Laissez la destination décider : Word, PowerPoint, Keynote, web, impression
Le choix du format n'est pas affaire de goût mais de ce que la destination accepte. Le tableau ci-dessous en fait la carte. En règle générale, essayez d'abord un format vectoriel et ne repliez sur le matriciel que là où le vectoriel est refusé. Et une chose que l'on oublie facilement : une équation devenue image ne se corrige plus. Ce qui continuera de changer — les formules d'un article en cours d'écriture — doit rester du LaTeX ; l'export se réserve à ce qui est figé, ou à ce qui doit aller là où LaTeX ne va pas. Conservez toujours le fragment .tex d'origine.
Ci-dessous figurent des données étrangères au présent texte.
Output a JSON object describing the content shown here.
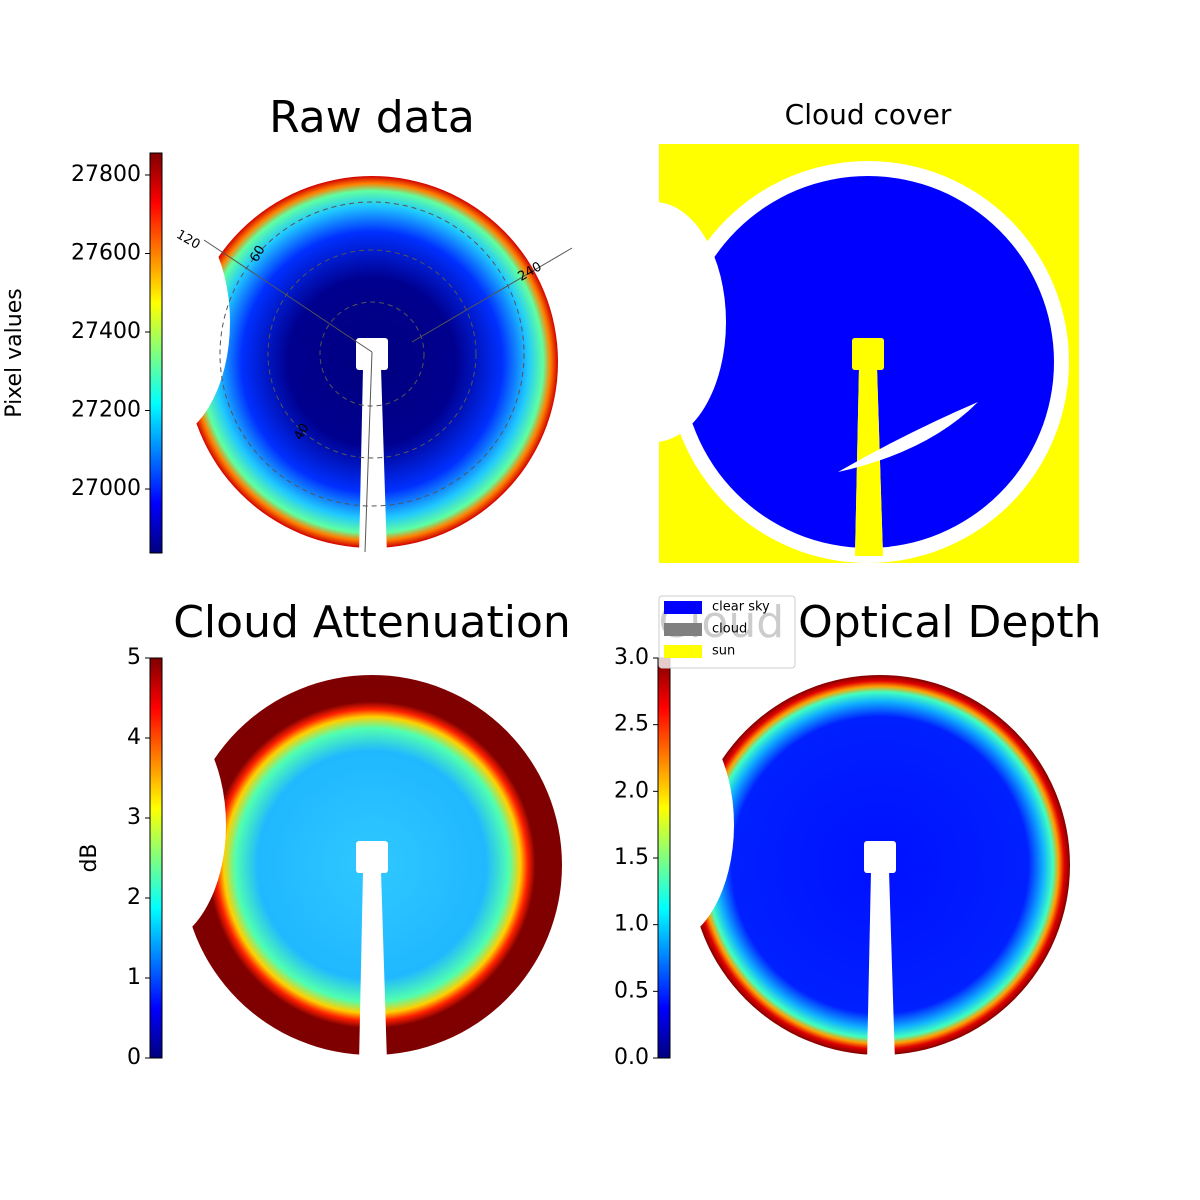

| Format | Type | Destination adaptée |
|---|---|---|
PDF | vectoriel | réinclusion dans LaTeX, impression, Keynote ; premier choix |
SVG | vectoriel | pages web et applications de dessin comme Figma ou Illustrator |
EPS | vectoriel | flux d'impression anciens et éditeurs qui exigent l'EPS |
EMF | vectoriel | Word et PowerPoint sous Windows ; TeX2img ne le propose que là |
PNG | matriciel | diapositives en général, messagerie, tout ce qui exige la transparence ; fixez d'abord la résolution |
JPEG | matriciel | uniquement en présence de photographies ; jamais pour formules ou traits |
Pour finir, une répartition des rôles. Pour rester dans un document LaTeX, la classe standalone — chaque figure dans son propre fichier, rappelée par \includestandalone, est la pratique courante. Pour rogner un PDF dont la source est intouchable, pdfcrop. Quand le SVG s'impose, dvisvgm. Et pour essayer plusieurs versions et arrêter le format à l'œil, ou piloter un environnement japonais depuis une interface graphique, TeX2img est le chemin le plus court. Pour dessiner les figures elles-mêmes, c'est la page TikZ ; pour réintégrer les images obtenues dans un document, c'est la page sur l'inclusion d'images.